CHP İzmir Milletvekili ve Dilekçe Komisyonu Dr. Aytun Çıray, Çeşme’nin en güzel koylarından Tekke Koyu’nun ‘başına gelen imar’ı yazılı bir soru önergesiyle Meclise taşıdı.
Çeşme’nin İzmir turizminin paha biçilemez parçalarının başında geldiğini belirten Çıray, “Rant peşinde koşanlar bu nedenle Çeşme’yi mercek altına aldılar” dedi.
Çıray, özellikle İzmirli turizm girişimcilerinin ve şirketlerinin Çeşme’ye İzmir’i geleceğin turizm ufkunda yükseltecek şekilde odaklanmaları gerektiğini’ vurgularken, “Ne yazık ki bu tür bir hassasiyeti en çok duyması gereken kişi ve kurumlarda göremiyoruz” diye ekledi.

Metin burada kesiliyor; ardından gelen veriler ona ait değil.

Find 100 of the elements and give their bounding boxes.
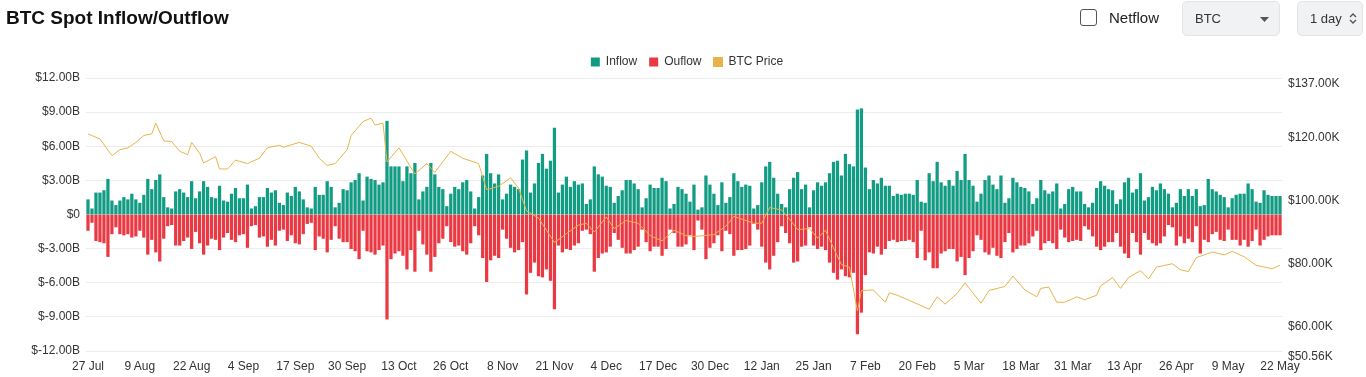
bar	[931, 214, 935, 269]
bar	[1011, 177, 1015, 215]
bar	[999, 214, 1003, 259]
bar	[676, 214, 680, 247]
bar	[1186, 214, 1190, 239]
bar	[1218, 214, 1222, 240]
bar	[1055, 183, 1059, 215]
x-tick-label: 17 Dec	[639, 358, 678, 373]
bar	[273, 190, 277, 215]
y-tick-label: $9.00B	[41, 104, 80, 119]
y-tick-label: $-12.00B	[31, 343, 80, 358]
bar	[201, 214, 206, 255]
bar	[516, 214, 521, 251]
x-tick-label: 20 Feb	[898, 358, 937, 373]
bar	[1067, 214, 1071, 243]
x-tick-label: 9 Aug	[124, 358, 156, 373]
bar	[493, 214, 497, 256]
bar	[704, 175, 708, 215]
bar	[397, 214, 401, 252]
bar	[178, 189, 182, 215]
bar	[1039, 214, 1043, 251]
x-tick-label: 31 Mar	[1054, 358, 1092, 373]
bar	[1122, 182, 1127, 215]
bar	[680, 189, 684, 215]
bar	[86, 199, 90, 215]
bar	[879, 177, 883, 215]
x-tick-label: 9 May	[1211, 358, 1245, 373]
bar	[915, 180, 919, 215]
bar	[405, 214, 409, 270]
bar	[337, 214, 341, 239]
y-tick-label: $-6.00B	[37, 275, 80, 290]
x-tick-label: 26 Oct	[433, 358, 470, 373]
legend-label: Ouflow	[664, 54, 702, 69]
x-tick-label: 17 Sep	[276, 358, 315, 373]
bar	[377, 184, 381, 215]
bar	[297, 191, 301, 215]
bar	[748, 185, 752, 215]
bar	[114, 205, 118, 215]
bar	[98, 192, 102, 215]
bar	[1015, 182, 1019, 215]
bar	[624, 180, 628, 215]
bar	[512, 214, 517, 253]
bar	[660, 177, 664, 215]
bar	[512, 186, 517, 215]
bar	[413, 162, 417, 215]
bar	[293, 186, 297, 215]
bar	[987, 175, 991, 215]
bar	[265, 188, 270, 215]
bar	[122, 197, 126, 215]
bar	[158, 174, 162, 215]
bar	[441, 214, 445, 239]
bar	[999, 175, 1003, 215]
bar	[580, 183, 584, 215]
bar	[1138, 173, 1143, 215]
bar	[229, 214, 234, 240]
bar	[217, 214, 222, 251]
bar	[357, 173, 361, 215]
bar	[891, 214, 895, 240]
bar	[552, 214, 557, 310]
bar	[377, 214, 381, 251]
bar	[1154, 214, 1159, 246]
bar	[1274, 195, 1278, 215]
bar	[201, 181, 206, 215]
bar	[130, 193, 134, 215]
bar	[1079, 214, 1083, 241]
bar	[1222, 214, 1226, 241]
x-tick-label: 13 Oct	[381, 358, 418, 373]
bar	[174, 214, 178, 246]
bar	[1206, 178, 1210, 215]
y-tick-label: $-3.00B	[37, 240, 80, 255]
bar	[465, 180, 469, 215]
bar	[297, 214, 301, 245]
bar	[1138, 214, 1143, 255]
x-tick-label: 22 Aug	[172, 358, 211, 373]
bar	[564, 176, 569, 215]
bar	[684, 214, 688, 245]
x-tick-label: 12 Jan	[743, 358, 780, 373]
bar	[325, 214, 329, 253]
bar	[927, 173, 931, 215]
bar	[285, 214, 289, 241]
bar	[357, 214, 361, 260]
bar	[98, 214, 102, 243]
bar	[293, 214, 297, 244]
bar	[576, 184, 580, 215]
bar	[461, 182, 465, 215]
x-tick-label: 30 Dec	[690, 358, 729, 373]
bar	[313, 214, 317, 251]
bar	[732, 173, 736, 215]
bar	[233, 214, 238, 243]
bar	[453, 186, 457, 215]
bar	[369, 178, 373, 215]
bar	[508, 214, 513, 248]
bar	[273, 214, 277, 246]
bar	[608, 186, 612, 215]
bar	[552, 127, 557, 215]
x-tick-label: 8 Nov	[486, 358, 519, 373]
bar	[349, 214, 353, 249]
bar	[664, 181, 668, 215]
bar	[720, 214, 724, 252]
bar	[1023, 188, 1027, 215]
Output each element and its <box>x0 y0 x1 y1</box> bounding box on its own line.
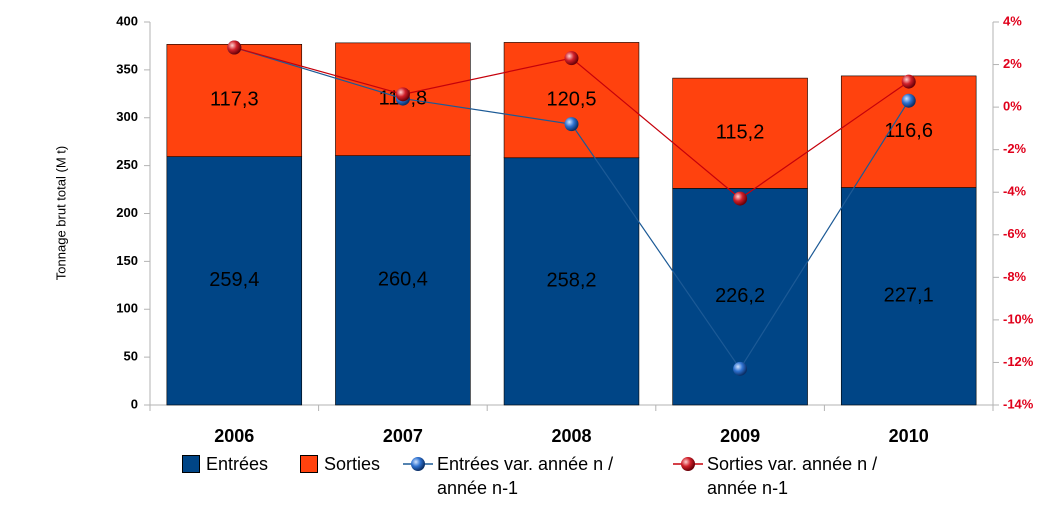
line-marker <box>733 361 748 376</box>
data-label: 227,1 <box>884 285 934 307</box>
line-marker <box>227 40 242 55</box>
legend: Entrées Sorties Entrées var. année n / ann… <box>182 452 901 500</box>
legend-item: Entrées var. année n / année n-1 <box>403 452 665 500</box>
y2-tick-label: -10% <box>1003 311 1034 326</box>
x-tick-label: 2007 <box>383 426 423 446</box>
bar <box>672 77 808 189</box>
legend-item: Sorties var. année n / année n-1 <box>673 452 893 500</box>
y2-tick-label: -14% <box>1003 396 1034 411</box>
legend-label: Sorties var. année n / année n-1 <box>707 454 878 498</box>
y2-tick-label: 2% <box>1003 56 1022 71</box>
legend-swatch <box>673 457 703 471</box>
bar <box>335 155 471 406</box>
x-tick-label: 2010 <box>889 426 929 446</box>
chart: Tonnage brut total (M t) 0 50 100 150 200 250… <box>53 13 1034 446</box>
bar <box>166 156 303 406</box>
x-tick-label: 2006 <box>214 426 254 446</box>
line-marker <box>564 51 579 66</box>
y-axis-label: Tonnage brut total (M t) <box>53 146 68 280</box>
legend-item: Entrées <box>182 452 292 476</box>
legend-marker <box>411 457 425 471</box>
data-label: 120,5 <box>546 88 596 110</box>
y-tick-label: 0 <box>131 396 138 411</box>
y-tick-label: 300 <box>116 109 138 124</box>
y-tick-label: 250 <box>116 157 138 172</box>
y2-tick-label: -6% <box>1003 226 1027 241</box>
y2-tick-label: -8% <box>1003 269 1027 284</box>
y-tick-label: 200 <box>116 205 138 220</box>
data-label: 117,3 <box>210 89 259 111</box>
y2-tick-label: 4% <box>1003 13 1022 28</box>
line-marker <box>564 117 579 132</box>
legend-item: Sorties <box>300 452 395 476</box>
legend-swatch <box>182 455 200 473</box>
legend-swatch <box>300 455 318 473</box>
data-label: 115,2 <box>716 122 765 144</box>
legend-label: Entrées var. année n / année n-1 <box>437 454 614 498</box>
data-label: 258,2 <box>546 270 596 292</box>
line-marker <box>901 74 916 89</box>
legend-marker <box>681 457 695 471</box>
data-label: 226,2 <box>715 285 765 307</box>
x-tick-label: 2009 <box>720 426 760 446</box>
y2-tick-label: 0% <box>1003 99 1022 114</box>
bar <box>503 157 640 406</box>
y-tick-label: 100 <box>116 301 138 316</box>
data-label: 260,4 <box>378 269 428 291</box>
line-marker <box>395 87 410 102</box>
bar <box>166 44 303 157</box>
y-tick-label: 50 <box>124 349 138 364</box>
x-tick-label: 2008 <box>551 426 591 446</box>
line-marker <box>733 191 748 206</box>
y2-tick-label: -12% <box>1003 354 1034 369</box>
legend-label: Sorties <box>324 454 381 474</box>
line-marker <box>901 93 916 108</box>
y2-tick-label: -2% <box>1003 141 1027 156</box>
legend-label: Entrées <box>206 454 269 474</box>
y-tick-label: 350 <box>116 61 138 76</box>
y2-tick-label: -4% <box>1003 184 1027 199</box>
legend-swatch <box>403 457 433 471</box>
data-label: 116,6 <box>884 120 933 142</box>
bar <box>840 187 977 406</box>
data-label: 259,4 <box>209 269 259 291</box>
y-tick-label: 150 <box>116 253 138 268</box>
y-tick-label: 400 <box>116 13 138 28</box>
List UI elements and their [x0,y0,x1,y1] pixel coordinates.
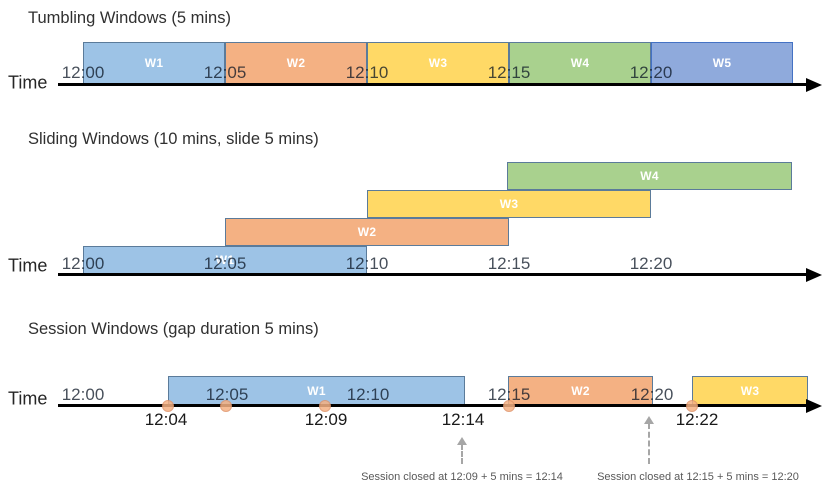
event-dot [220,400,232,412]
window-label: W4 [570,56,590,70]
window-box-w1: W1 [168,376,465,405]
window-box-w1: W1 [83,246,367,274]
axis-tick-label: 12:15 [487,385,531,404]
callout-arrowhead-icon [457,437,467,445]
time-axis [58,273,808,276]
axis-tick-label: 12:15 [487,63,531,82]
window-box-w3: W3 [692,376,808,405]
axis-tick-label: 12:00 [61,385,105,404]
window-label: W4 [640,169,659,183]
axis-tick-label: 12:20 [629,63,673,82]
event-time-label: 12:14 [441,410,485,429]
window-label: W5 [712,56,732,70]
window-label: W1 [215,253,235,267]
window-label: W3 [740,383,760,398]
axis-tick-label: 12:00 [61,254,105,273]
event-time-label: 12:22 [675,410,719,429]
section-title: Session Windows (gap duration 5 mins) [28,320,319,338]
window-label: W3 [499,197,519,211]
time-axis-label: Time [8,388,48,409]
window-box-w2: W2 [508,376,653,405]
window-label: W2 [286,56,306,70]
axis-tick-label: 12:10 [345,63,389,82]
event-time-label: 12:04 [144,410,188,429]
section-title: Sliding Windows (10 mins, slide 5 mins) [28,130,319,148]
event-dot [162,400,174,412]
axis-arrowhead-icon [806,78,822,92]
axis-tick-label: 12:10 [345,254,389,273]
callout-arrow-line [648,423,650,464]
axis-arrowhead-icon [806,399,822,413]
callout-arrow-line [461,444,463,464]
axis-tick-label: 12:20 [629,254,673,273]
window-box-w3: W3 [367,42,509,84]
callout-text: Session closed at 12:09 + 5 mins = 12:14 [361,471,563,483]
axis-tick-label: 12:05 [203,63,247,82]
callout-text: Session closed at 12:15 + 5 mins = 12:20 [597,471,799,483]
axis-tick-label: 12:05 [203,254,247,273]
window-label: W1 [307,383,326,398]
axis-tick-label: 12:15 [487,254,531,273]
window-box-w5: W5 [651,42,793,84]
window-box-w2: W2 [225,218,509,246]
window-box-w4: W4 [507,162,792,190]
time-axis [58,404,808,407]
window-label: W2 [571,383,590,398]
window-label: W2 [357,225,377,239]
event-dot [503,400,515,412]
window-label: W3 [428,56,448,70]
window-box-w1: W1 [83,42,225,84]
axis-tick-label: 12:20 [630,385,674,404]
callout-arrowhead-icon [644,416,654,424]
axis-arrowhead-icon [806,268,822,282]
axis-tick-label: 12:00 [61,63,105,82]
event-dot [319,400,331,412]
window-label: W1 [144,56,164,70]
time-axis-label: Time [8,255,48,276]
axis-tick-label: 12:10 [346,385,390,404]
window-box-w3: W3 [367,190,651,218]
event-dot [686,400,698,412]
time-axis [58,83,808,86]
axis-tick-label: 12:05 [205,385,249,404]
event-time-label: 12:09 [304,410,348,429]
time-axis-label: Time [8,72,48,93]
section-title: Tumbling Windows (5 mins) [28,9,231,27]
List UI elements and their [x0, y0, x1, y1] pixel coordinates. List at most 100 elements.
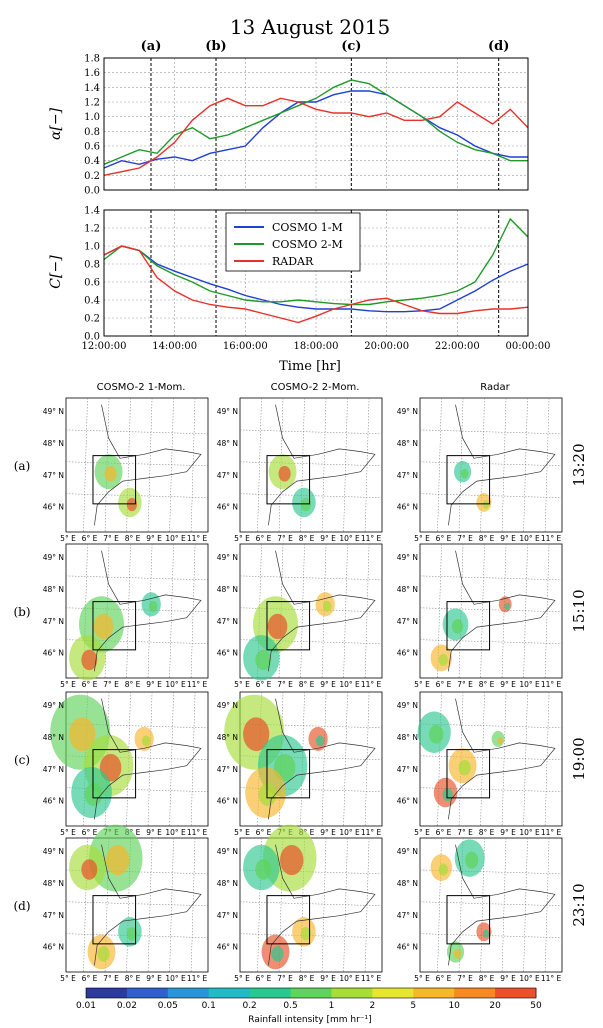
map-column-title: Radar [480, 382, 510, 393]
series-line-radar [103, 245, 529, 324]
lon-label: 6° E [436, 534, 452, 543]
map-parallel [239, 575, 383, 581]
rain-core [81, 649, 98, 671]
map-meridian [501, 397, 507, 533]
map-meridian [544, 691, 550, 827]
lat-label: 48° N [217, 585, 238, 594]
lon-label: 8° E [125, 534, 141, 543]
lon-label: 10° E [165, 828, 186, 837]
map-parallel [65, 575, 209, 581]
map-parallel [419, 723, 563, 729]
lon-label: 10° E [165, 974, 186, 983]
map-parallel [65, 755, 209, 761]
lon-label: 5° E [414, 680, 430, 689]
lat-label: 49° N [217, 407, 238, 416]
alpha-chart: 0.0 0.2 0.4 0.6 0.8 1.0 1.2 1.4 1.6 1.8 [84, 54, 529, 197]
map-parallel [239, 461, 383, 467]
map-meridian [480, 691, 485, 827]
map-row-label: (b) [13, 605, 30, 619]
map-parallel [419, 493, 563, 498]
rain-core [453, 949, 462, 959]
lon-label: 10° E [339, 680, 360, 689]
lat-label: 49° N [43, 407, 64, 416]
map-panel: 49° N 48° N 47° N 46° N 5° E 6° E 7° E 8° E 9° E… [397, 397, 563, 543]
map-row-time: 15:10 [570, 589, 588, 632]
rain-core [482, 929, 490, 939]
lat-label: 46° N [217, 649, 238, 658]
lon-label: 11° E [187, 974, 208, 983]
map-panel: 49° N 48° N 47° N 46° N 5° E 6° E 7° E 8° E 9° E… [397, 543, 563, 689]
map-row-time: 13:20 [570, 443, 588, 486]
lon-label: 8° E [479, 974, 495, 983]
lat-label: 48° N [217, 439, 238, 448]
colorbar-tick: 20 [489, 1001, 501, 1011]
c-chart: 0.0 0.2 0.4 0.6 0.8 1.0 1.2 1.4 12:00:00 14:00:00… [82, 206, 551, 353]
lat-label: 48° N [397, 733, 418, 742]
domain-box [266, 455, 311, 505]
map-meridian [169, 397, 174, 533]
map-parallel [65, 639, 209, 644]
colorbar-segment [372, 988, 414, 998]
lon-label: 9° E [146, 534, 162, 543]
lon-label: 10° E [519, 680, 540, 689]
series-line-cosmo-1-m [103, 245, 529, 313]
lon-label: 11° E [361, 974, 382, 983]
lon-label: 7° E [277, 680, 293, 689]
colorbar-tick: 0.01 [76, 1001, 96, 1011]
y-tick-label: 0.8 [84, 127, 100, 138]
map-panel: 49° N 48° N 47° N 46° N 5° E 6° E 7° E 8° E 9° E… [43, 543, 209, 689]
map-meridian [523, 691, 528, 827]
map-panel: 49° N 48° N 47° N 46° N 5° E 6° E 7° E 8° E 9° E… [217, 824, 383, 983]
colorbar-segment [126, 988, 169, 998]
domain-box [266, 601, 311, 651]
lat-label: 46° N [397, 503, 418, 512]
map-parallel [419, 607, 563, 613]
lon-label: 10° E [339, 974, 360, 983]
rain-core [69, 717, 96, 752]
map-meridian [169, 691, 174, 827]
lat-label: 49° N [217, 847, 238, 856]
colorbar-tick: 2 [369, 1001, 375, 1011]
lon-label: 8° E [299, 534, 315, 543]
rain-core [482, 500, 490, 509]
map-parallel [65, 869, 209, 875]
lat-label: 46° N [397, 797, 418, 806]
map-meridian [190, 691, 196, 827]
lon-label: 8° E [299, 974, 315, 983]
colorbar-segment [208, 988, 251, 998]
map-meridian [364, 691, 370, 827]
x-tick-label: 20:00:00 [364, 341, 409, 352]
lon-label: 5° E [234, 534, 250, 543]
legend-entry: COSMO 1-M [272, 221, 343, 234]
rain-core [460, 468, 469, 479]
rain-core [243, 717, 270, 752]
map-parallel [239, 933, 383, 938]
map-parallel [419, 755, 563, 761]
lat-label: 47° N [217, 471, 238, 480]
domain-box [92, 749, 137, 799]
map-column-title: COSMO-2 1-Mom. [97, 382, 186, 393]
rain-core [300, 497, 312, 512]
map-parallel [239, 493, 383, 498]
colorbar-tick: 0.1 [202, 1001, 216, 1011]
y-tick-label: 0.6 [84, 278, 100, 289]
map-meridian [321, 397, 327, 533]
domain-box [92, 455, 137, 505]
lon-label: 11° E [541, 534, 562, 543]
figure-title: 13 August 2015 [230, 15, 390, 39]
colorbar-segment [290, 988, 332, 998]
map-meridian [126, 543, 131, 679]
colorbar-tick: 0.02 [117, 1001, 137, 1011]
lon-label: 10° E [519, 974, 540, 983]
rain-core [322, 600, 332, 612]
map-parallel [419, 933, 563, 938]
map-parallel [239, 901, 383, 907]
map-meridian [523, 543, 528, 679]
y-tick-label: 1.0 [84, 112, 100, 123]
rain-core [141, 735, 151, 747]
lat-label: 47° N [397, 471, 418, 480]
map-meridian [501, 837, 507, 973]
lon-label: 8° E [479, 680, 495, 689]
map-meridian [147, 837, 153, 973]
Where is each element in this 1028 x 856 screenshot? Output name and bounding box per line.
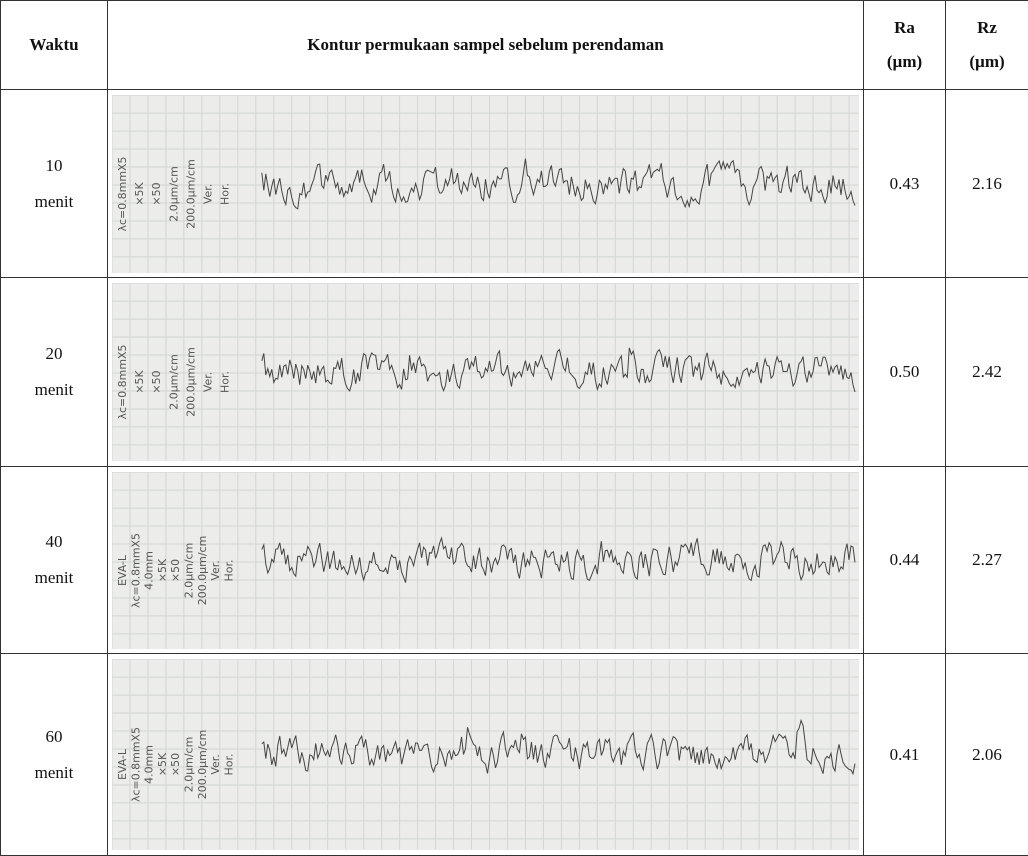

İzmir’e ve İzmirlilerin genel iyiliğine zarar veren bu tür tutumların ve anlayışların geçiştirilemeyeceğini n altını çizen Çıray, İzmir Ticaret Odası Başkanı Ekrem Demirtaş’ın proje danışmanlığını yaptığı ve sermayedarlarından olduğu Aya Sandra Termal ve Kür Merkezi A.Ş’nin imar hüllesi olarak tanımlanabilecek girişimiyle bu konuda belki de olabilecek en ibret verici örneklerden birini sergilediğini söyledi.
Termal ve Kür merkezi kurarak katma değeri en yüksek turizm türünü İzmir’e kazandırıyoruz görüntüsü altında, Çeşme’nin en güzel koylarından birini ballı kişisel ranta açarak adeta talan etmenin kabul edilemez olduğunu söyleyen Çıray, “Böyle bir tavrı içe sindirebilmek İzmir’e ve İzmirlilere ihanet etmektir” dedi.
Çıray kendisinin bir İzmirli ve İzmir medeniyetinin bir üyesi olarak buna rıza göstermesinin mümkün olmadığını ifade ederek, Meclis Başkanlığı vasıtasıyla Çevre ve Şehircilik Bakanı Mehmet Özhaseki’nin şu soruları yazılı olarak cevaplandırmasını istedi:
* Ekrem Demirtaş’ın Aya Sandra Termal ve Kür Merkezinin proje danışmanlığından yüzde on beş komisyon anlaşması yaptığı ve bunun karşılığında 2 milyon TL aldığı doğru mudur?
* Arazinin yüzde altmış dokuzunu inşaya açılmasını sağlayan termal ve kür merkezinin inşaatı yarım bırakılmış mıdır? Yarım bırakılmışsa Ala Sandra Termal ve Kür Merkezi A.Ş’ye karşı hangi yasal yaptırımlar uygulanmış mıdır?
* Aya Sandra Termal ve Kür Merkezi A.Ş. adeta imar hüllesi yaparak, arazinin büyük bölümüne iki katlı lüks villalar inşa etmiş ve bu villaları termal ve kür merkezinin odaları olarak göstermiş midir?
* İnşaatı yarım bırakılan merkezin odaları olarak gösterilen lüks villaların şirket hissedarları tarafından paylaşılmış ve hissedarlar bu villalara hisseleri karşılığında iki yıl önce yerleşmişler midir?
* İmar statüleri inşaatı yarım bırakılmış termal ve kür merkezinin odaları olmak üzere tanımlanan bu villaların yapılaşmasının Kıyı Kenar Kanununa aykırı olduğu doğru mudur? Doğruysa bu konuda kanunun ve ilgili mevzuatın gerekleri ve yaptırımları yerine getirilmiş midir?